Pour illustrer les pouvoirs capricieux de TikTok en matière de publicité musicale, il suffit de penser au succès viral de « Sudno » de Molchat Doma – une chanson sur un poète qui envisage de se suicider, chantée en russe par un groupe post-punk de Minsk, adoptée avec enthousiasme par les TikTokers en 2020 pour servir de bande-son à des vidéos montrant des aisselles teintées en bleu et des chiens portant des lunettes de soleil.
L’exposition internationale a été le bon côté de l’indignité de l’utilisation frivole de leur musique lugubre. Le succès de TikTok a aidé le trio – le chanteur Egor Shkutko, le bassiste et claviériste Pavel Kozlov, le principal auteur-compositeur et producteur Raman Kamahortsau – à se faire un public en dehors de la Biélorussie. Ils sont signés par le label new-yorkais Sacred Bones et se sont installés à Los Angeles. Le mois prochain, ils joueront au Roundhouse de Londres dans le cadre d’une tournée européenne. Aucune date n’est prévue dans leur pays d’origine, la Biélorussie, connue pour être la dernière dictature d’Europe et un allié fidèle de la Russie.
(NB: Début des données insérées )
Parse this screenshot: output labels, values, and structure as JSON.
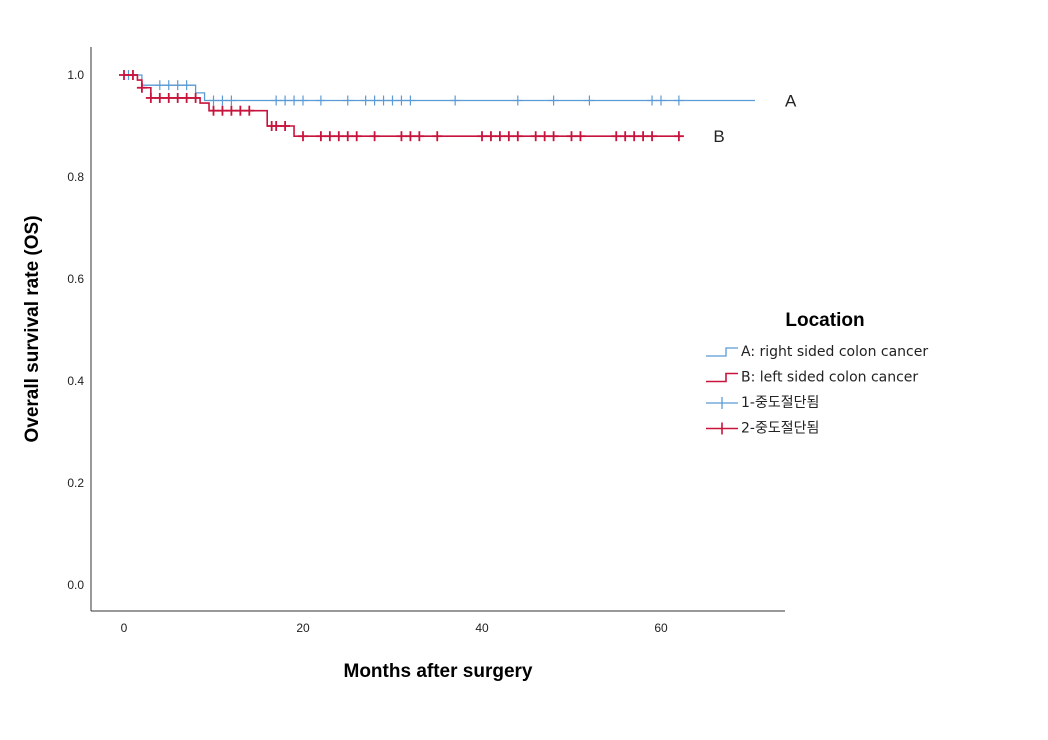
{
  "chart_data": {
    "type": "line",
    "subtype": "kaplan-meier",
    "title": "",
    "xlabel": "Months after surgery",
    "ylabel": "Overall survival rate (OS)",
    "xlim": [
      -4,
      74
    ],
    "ylim": [
      -0.05,
      1.06
    ],
    "xticks": [
      0,
      20,
      40,
      60
    ],
    "yticks": [
      0.0,
      0.2,
      0.4,
      0.6,
      0.8,
      1.0
    ],
    "xtick_labels": [
      "0",
      "20",
      "40",
      "60"
    ],
    "ytick_labels": [
      "0.0",
      "0.2",
      "0.4",
      "0.6",
      "0.8",
      "1.0"
    ],
    "grid": false,
    "legend": {
      "title": "Location",
      "placement": "right",
      "entries": [
        "A: right sided colon cancer",
        "B: left sided colon cancer",
        "1-중도절단됨",
        "2-중도절단됨"
      ]
    },
    "series": [
      {
        "name": "A: right sided colon cancer",
        "curve_label": "A",
        "color": "#5b9bd5",
        "steps": [
          [
            0,
            1.0
          ],
          [
            2,
            0.98
          ],
          [
            8,
            0.965
          ],
          [
            9,
            0.95
          ],
          [
            70.5,
            0.95
          ]
        ],
        "censored": [
          0.5,
          1,
          4,
          5,
          6,
          7,
          10,
          11,
          12,
          17,
          18,
          19,
          20,
          22,
          25,
          27,
          28,
          29,
          30,
          31,
          32,
          37,
          44,
          48,
          52,
          59,
          60,
          62
        ]
      },
      {
        "name": "B: left sided colon cancer",
        "curve_label": "B",
        "color": "#c8143c",
        "steps": [
          [
            0,
            1.0
          ],
          [
            1.5,
            0.99
          ],
          [
            2,
            0.975
          ],
          [
            3,
            0.955
          ],
          [
            8.5,
            0.945
          ],
          [
            9.5,
            0.93
          ],
          [
            16,
            0.9
          ],
          [
            19,
            0.88
          ],
          [
            62.5,
            0.88
          ]
        ],
        "censored": [
          0,
          1,
          2,
          3,
          4,
          5,
          6,
          7,
          8,
          10,
          11,
          12,
          13,
          14,
          16.5,
          17,
          18,
          20,
          22,
          23,
          24,
          25,
          26,
          28,
          31,
          32,
          33,
          35,
          40,
          41,
          42,
          43,
          44,
          46,
          47,
          48,
          50,
          51,
          55,
          56,
          57,
          58,
          59,
          62
        ]
      }
    ]
  }
}
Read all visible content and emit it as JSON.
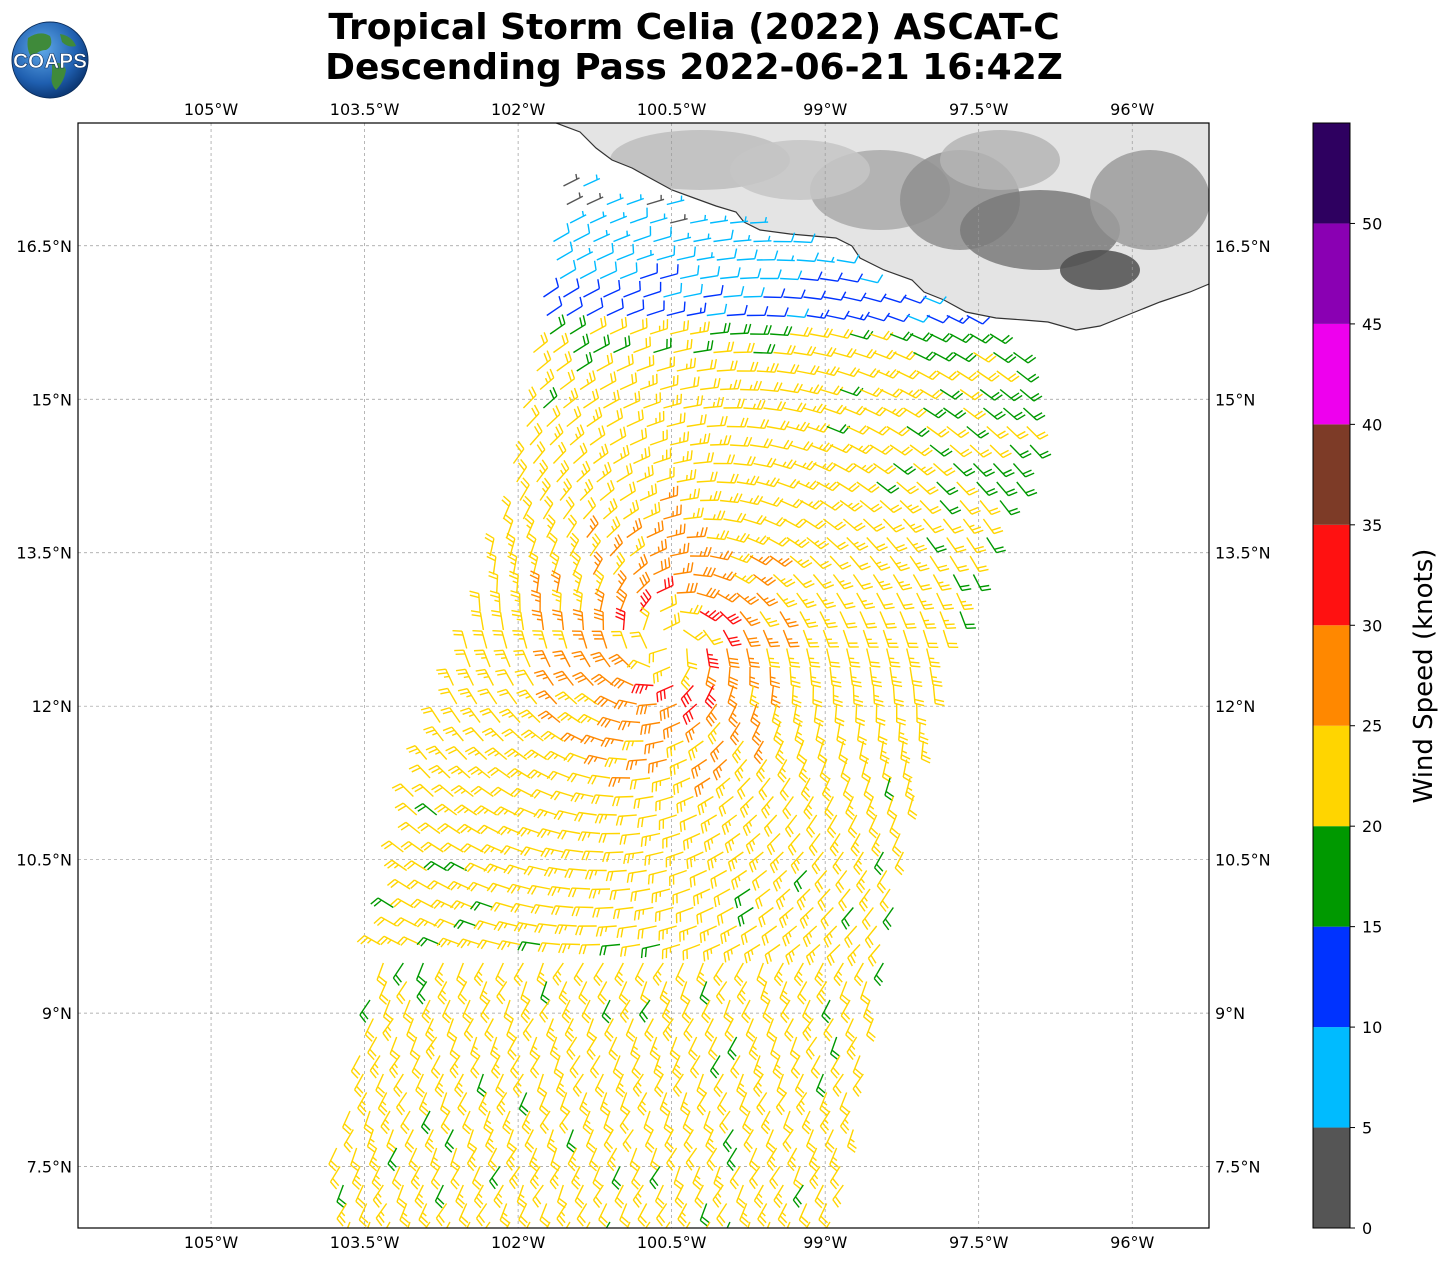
{
  "title": {
    "line1": "Tropical Storm Celia (2022) ASCAT-C",
    "line2": "Descending Pass 2022-06-21 16:42Z"
  },
  "logo": {
    "text": "COAPS",
    "icon": "globe-icon"
  },
  "map": {
    "lon_range": [
      -106.3,
      -95.25
    ],
    "lat_range": [
      6.9,
      17.7
    ],
    "lon_ticks": [
      -105,
      -103.5,
      -102,
      -100.5,
      -99,
      -97.5,
      -96
    ],
    "lon_tick_labels": [
      "105°W",
      "103.5°W",
      "102°W",
      "100.5°W",
      "99°W",
      "97.5°W",
      "96°W"
    ],
    "lat_ticks": [
      7.5,
      9,
      10.5,
      12,
      13.5,
      15,
      16.5
    ],
    "lat_tick_labels": [
      "7.5°N",
      "9°N",
      "10.5°N",
      "12°N",
      "13.5°N",
      "15°N",
      "16.5°N"
    ],
    "grid": true,
    "storm_center": {
      "lon": -100.55,
      "lat": 12.6
    },
    "land_colors": [
      "#ffffff",
      "#d8d8d8",
      "#9a9a9a",
      "#555555"
    ]
  },
  "colorbar": {
    "label": "Wind Speed (knots)",
    "ticks": [
      0,
      5,
      10,
      15,
      20,
      25,
      30,
      35,
      40,
      45,
      50
    ],
    "bins": [
      {
        "min": 0,
        "max": 5,
        "color": "#555555"
      },
      {
        "min": 5,
        "max": 10,
        "color": "#00bbff"
      },
      {
        "min": 10,
        "max": 15,
        "color": "#0033ff"
      },
      {
        "min": 15,
        "max": 20,
        "color": "#009900"
      },
      {
        "min": 20,
        "max": 25,
        "color": "#ffd500"
      },
      {
        "min": 25,
        "max": 30,
        "color": "#ff8800"
      },
      {
        "min": 30,
        "max": 35,
        "color": "#ff1111"
      },
      {
        "min": 35,
        "max": 40,
        "color": "#7d3b27"
      },
      {
        "min": 40,
        "max": 45,
        "color": "#ee00ee"
      },
      {
        "min": 45,
        "max": 50,
        "color": "#8a00b3"
      },
      {
        "min": 50,
        "max": 55,
        "color": "#2e0060"
      }
    ]
  }
}
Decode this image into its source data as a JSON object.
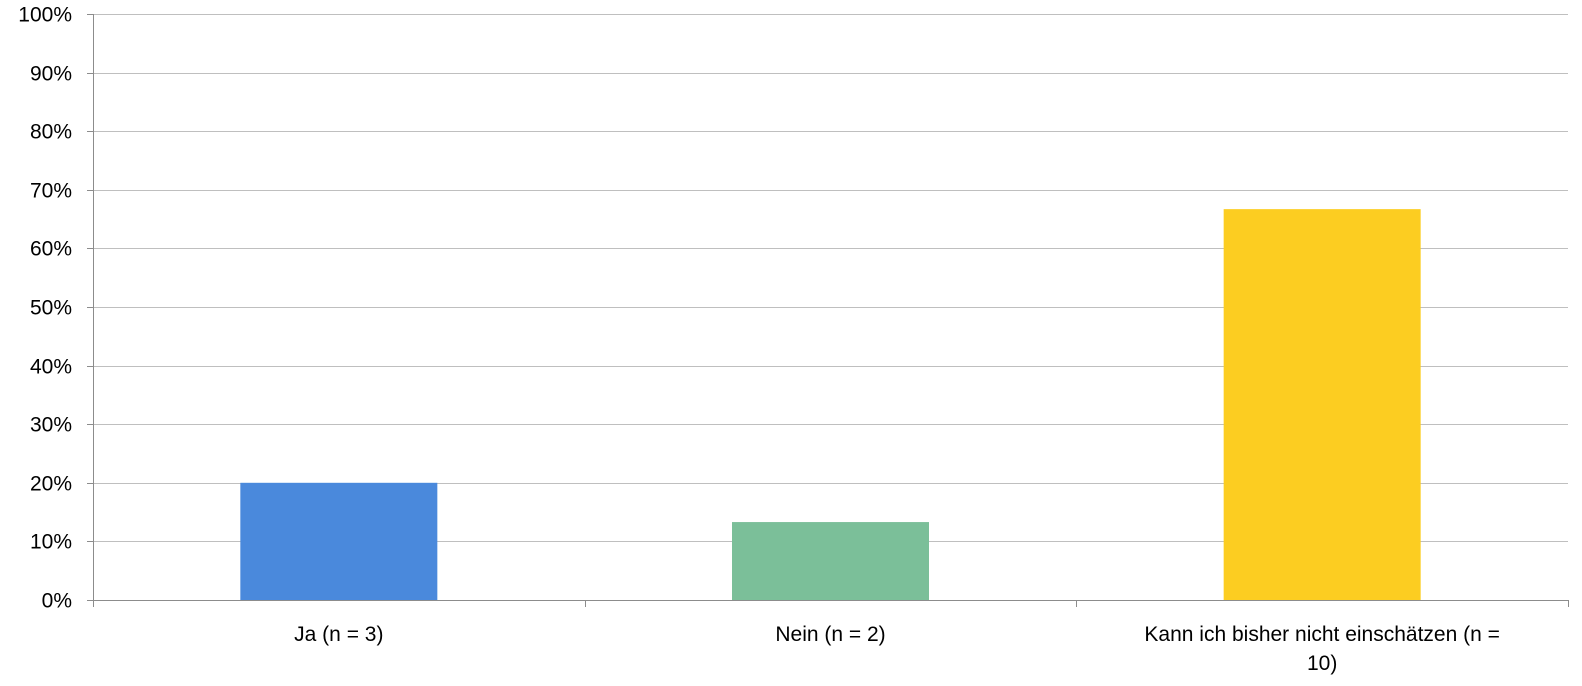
{
  "chart_data": {
    "type": "bar",
    "categories": [
      [
        "Ja (n = 3)"
      ],
      [
        "Nein (n = 2)"
      ],
      [
        "Kann ich bisher nicht einschätzen (n =",
        "10)"
      ]
    ],
    "values": [
      20,
      13.3,
      66.7
    ],
    "colors": [
      "#4A89DC",
      "#7BBF99",
      "#FCCD21"
    ],
    "ylim": [
      0,
      100
    ],
    "yticks": [
      0,
      10,
      20,
      30,
      40,
      50,
      60,
      70,
      80,
      90,
      100
    ],
    "ytick_labels": [
      "0%",
      "10%",
      "20%",
      "30%",
      "40%",
      "50%",
      "60%",
      "70%",
      "80%",
      "90%",
      "100%"
    ],
    "grid": true,
    "legend": "none",
    "title": "",
    "xlabel": "",
    "ylabel": ""
  }
}
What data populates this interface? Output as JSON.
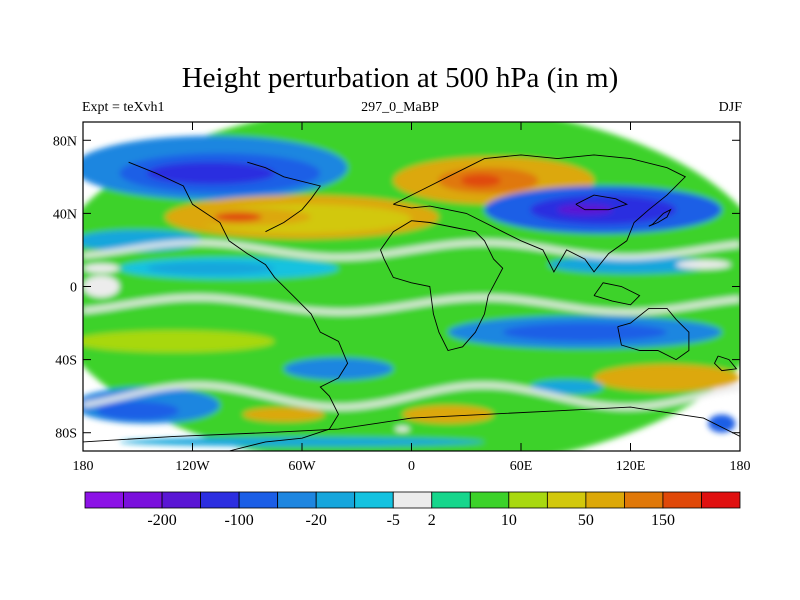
{
  "chart_data": {
    "type": "heatmap",
    "title": "Height perturbation at 500 hPa (in m)",
    "subtitle_left": "Expt = teXvh1",
    "subtitle_center": "297_0_MaBP",
    "subtitle_right": "DJF",
    "x": {
      "range": [
        -180,
        180
      ],
      "ticks": [
        {
          "value": -180,
          "label": "180"
        },
        {
          "value": -120,
          "label": "120W"
        },
        {
          "value": -60,
          "label": "60W"
        },
        {
          "value": 0,
          "label": "0"
        },
        {
          "value": 60,
          "label": "60E"
        },
        {
          "value": 120,
          "label": "120E"
        },
        {
          "value": 180,
          "label": "180"
        }
      ]
    },
    "y": {
      "range": [
        -90,
        90
      ],
      "ticks": [
        {
          "value": 80,
          "label": "80N"
        },
        {
          "value": 40,
          "label": "40N"
        },
        {
          "value": 0,
          "label": "0"
        },
        {
          "value": -40,
          "label": "40S"
        },
        {
          "value": -80,
          "label": "80S"
        }
      ]
    },
    "colorbar": {
      "colors": [
        "#8c12e6",
        "#7a10dc",
        "#5a16d4",
        "#2c2ee0",
        "#1b5ee6",
        "#1e86e0",
        "#16a6dc",
        "#14c2e0",
        "#ececec",
        "#16d68c",
        "#3cd22a",
        "#a8d810",
        "#d2c80c",
        "#dca808",
        "#e07808",
        "#e04808",
        "#e01010"
      ],
      "labels": [
        {
          "after_index": 1,
          "text": "-200"
        },
        {
          "after_index": 3,
          "text": "-100"
        },
        {
          "after_index": 5,
          "text": "-20"
        },
        {
          "after_index": 7,
          "text": "-5"
        },
        {
          "after_index": 8,
          "text": "2"
        },
        {
          "after_index": 10,
          "text": "10"
        },
        {
          "after_index": 12,
          "text": "50"
        },
        {
          "after_index": 14,
          "text": "150"
        }
      ]
    },
    "field_blobs": [
      {
        "lon": 0,
        "lat": 0,
        "dlon": 400,
        "dlat": 200,
        "color": "#3cd22a"
      },
      {
        "lon": -110,
        "lat": 65,
        "dlon": 150,
        "dlat": 35,
        "color": "#1e86e0"
      },
      {
        "lon": -105,
        "lat": 62,
        "dlon": 110,
        "dlat": 22,
        "color": "#1b5ee6"
      },
      {
        "lon": -110,
        "lat": 62,
        "dlon": 70,
        "dlat": 12,
        "color": "#2c2ee0"
      },
      {
        "lon": -150,
        "lat": 25,
        "dlon": 70,
        "dlat": 12,
        "color": "#16a6dc"
      },
      {
        "lon": -60,
        "lat": 38,
        "dlon": 150,
        "dlat": 24,
        "color": "#dca808"
      },
      {
        "lon": -60,
        "lat": 37,
        "dlon": 120,
        "dlat": 16,
        "color": "#d2c80c"
      },
      {
        "lon": -95,
        "lat": 38,
        "dlon": 80,
        "dlat": 10,
        "color": "#dca808"
      },
      {
        "lon": -95,
        "lat": 38,
        "dlon": 26,
        "dlat": 5,
        "color": "#e04808"
      },
      {
        "lon": 45,
        "lat": 58,
        "dlon": 110,
        "dlat": 26,
        "color": "#dca808"
      },
      {
        "lon": 42,
        "lat": 58,
        "dlon": 55,
        "dlat": 14,
        "color": "#e07808"
      },
      {
        "lon": 38,
        "lat": 58,
        "dlon": 22,
        "dlat": 7,
        "color": "#e04808"
      },
      {
        "lon": 105,
        "lat": 42,
        "dlon": 130,
        "dlat": 26,
        "color": "#1b5ee6"
      },
      {
        "lon": 105,
        "lat": 42,
        "dlon": 80,
        "dlat": 16,
        "color": "#2c2ee0"
      },
      {
        "lon": 95,
        "lat": 42,
        "dlon": 30,
        "dlat": 6,
        "color": "#5a16d4"
      },
      {
        "lon": -100,
        "lat": 10,
        "dlon": 120,
        "dlat": 12,
        "color": "#14c2e0"
      },
      {
        "lon": -110,
        "lat": 10,
        "dlon": 70,
        "dlat": 7,
        "color": "#16a6dc"
      },
      {
        "lon": 120,
        "lat": 12,
        "dlon": 90,
        "dlat": 10,
        "color": "#16a6dc"
      },
      {
        "lon": 160,
        "lat": 12,
        "dlon": 30,
        "dlat": 5,
        "color": "#ececec"
      },
      {
        "lon": -170,
        "lat": 10,
        "dlon": 20,
        "dlat": 5,
        "color": "#ececec"
      },
      {
        "lon": -170,
        "lat": 0,
        "dlon": 20,
        "dlat": 12,
        "color": "#ececec"
      },
      {
        "lon": 95,
        "lat": -25,
        "dlon": 150,
        "dlat": 18,
        "color": "#1e86e0"
      },
      {
        "lon": 95,
        "lat": -25,
        "dlon": 90,
        "dlat": 10,
        "color": "#1b5ee6"
      },
      {
        "lon": -130,
        "lat": -30,
        "dlon": 110,
        "dlat": 12,
        "color": "#a8d810"
      },
      {
        "lon": -145,
        "lat": -65,
        "dlon": 80,
        "dlat": 20,
        "color": "#1e86e0"
      },
      {
        "lon": -150,
        "lat": -68,
        "dlon": 45,
        "dlat": 10,
        "color": "#1b5ee6"
      },
      {
        "lon": -40,
        "lat": -45,
        "dlon": 60,
        "dlat": 12,
        "color": "#1e86e0"
      },
      {
        "lon": -70,
        "lat": -70,
        "dlon": 45,
        "dlat": 8,
        "color": "#dca808"
      },
      {
        "lon": 20,
        "lat": -70,
        "dlon": 50,
        "dlat": 10,
        "color": "#dca808"
      },
      {
        "lon": 140,
        "lat": -50,
        "dlon": 80,
        "dlat": 15,
        "color": "#dca808"
      },
      {
        "lon": 85,
        "lat": -55,
        "dlon": 40,
        "dlat": 8,
        "color": "#16a6dc"
      },
      {
        "lon": -60,
        "lat": -85,
        "dlon": 200,
        "dlat": 5,
        "color": "#16a6dc"
      },
      {
        "lon": 170,
        "lat": -75,
        "dlon": 15,
        "dlat": 10,
        "color": "#1b5ee6"
      },
      {
        "lon": -5,
        "lat": -78,
        "dlon": 8,
        "dlat": 3,
        "color": "#ececec"
      }
    ],
    "band_boundaries": [
      {
        "lat": 20,
        "amplitude": 4,
        "color": "#ececec"
      },
      {
        "lat": -10,
        "amplitude": 4,
        "color": "#ececec"
      },
      {
        "lat": -60,
        "amplitude": 6,
        "color": "#ececec"
      }
    ],
    "coastline_note": "land outlines drawn as black polylines"
  }
}
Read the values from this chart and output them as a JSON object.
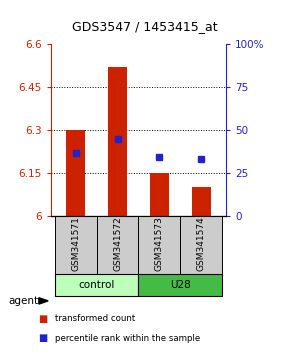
{
  "title": "GDS3547 / 1453415_at",
  "samples": [
    "GSM341571",
    "GSM341572",
    "GSM341573",
    "GSM341574"
  ],
  "bar_values": [
    6.3,
    6.52,
    6.15,
    6.1
  ],
  "bar_base": 6.0,
  "percentile_values": [
    6.22,
    6.27,
    6.205,
    6.2
  ],
  "ylim": [
    6.0,
    6.6
  ],
  "yticks": [
    6.0,
    6.15,
    6.3,
    6.45,
    6.6
  ],
  "ytick_labels": [
    "6",
    "6.15",
    "6.3",
    "6.45",
    "6.6"
  ],
  "right_yticks_pct": [
    0,
    25,
    50,
    75,
    100
  ],
  "right_ytick_labels": [
    "0",
    "25",
    "50",
    "75",
    "100%"
  ],
  "bar_color": "#cc2200",
  "percentile_color": "#2222cc",
  "control_color": "#bbffbb",
  "u28_color": "#44bb44",
  "left_axis_color": "#cc2200",
  "right_axis_color": "#2222cc",
  "bar_width": 0.45,
  "agent_label": "agent",
  "legend_items": [
    {
      "label": "transformed count",
      "color": "#cc2200"
    },
    {
      "label": "percentile rank within the sample",
      "color": "#2222cc"
    }
  ]
}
Molchat Doma (qui signifie « maisons silencieuses ») fait partie des nombreux artistes biélorusses qui ont quitté le pays ces dernières années. Leur nouvel album, Belaya Polosa, signifie « bande blanche », ce qui pourrait être interprété comme une référence codée au motif du drapeau de la résistance utilisé par le mouvement de protestation durement réprimé au Belarus. Mais le groupe refuse de s’exprimer sur la politique. L’atmosphère d’effroi qui se dégage de leurs chansons a sa propre histoire.
La voix profonde de Shkutko, traitée par réverbération, révèle une branche de cette tradition. Il continue de chanter en russe depuis qu’il a déménagé aux États-Unis, mais il ressemble beaucoup à un chanteur anglais, à savoir Dave Gahan de Depeche Mode. La musique est un synthé-rock gothique avec des guitares sombres et une boîte à rythmes. Sa familiarité atténue l’éloignement des paroles pour les non-russophones. Ce style a également des antécédents russes, comme le groupe Kino, originaire de Leningrad, dans les années 1980.
L’album a tendance à s’enfermer dans un groove monotone, comme dans « Ya Tak Ustal » (qui signifie « Je suis si fatigué »). Mais les meilleurs morceaux, comme « Ty Zhe Ne Znaesh Kto Ya » (« Tu ne sais pas qui je suis »), sont imposants et dynamiques, tandis que le passage à un registre plus psychédélique dans « Chernye Cvety » (« fleurs noires ») laisse entrevoir de nouveaux horizons.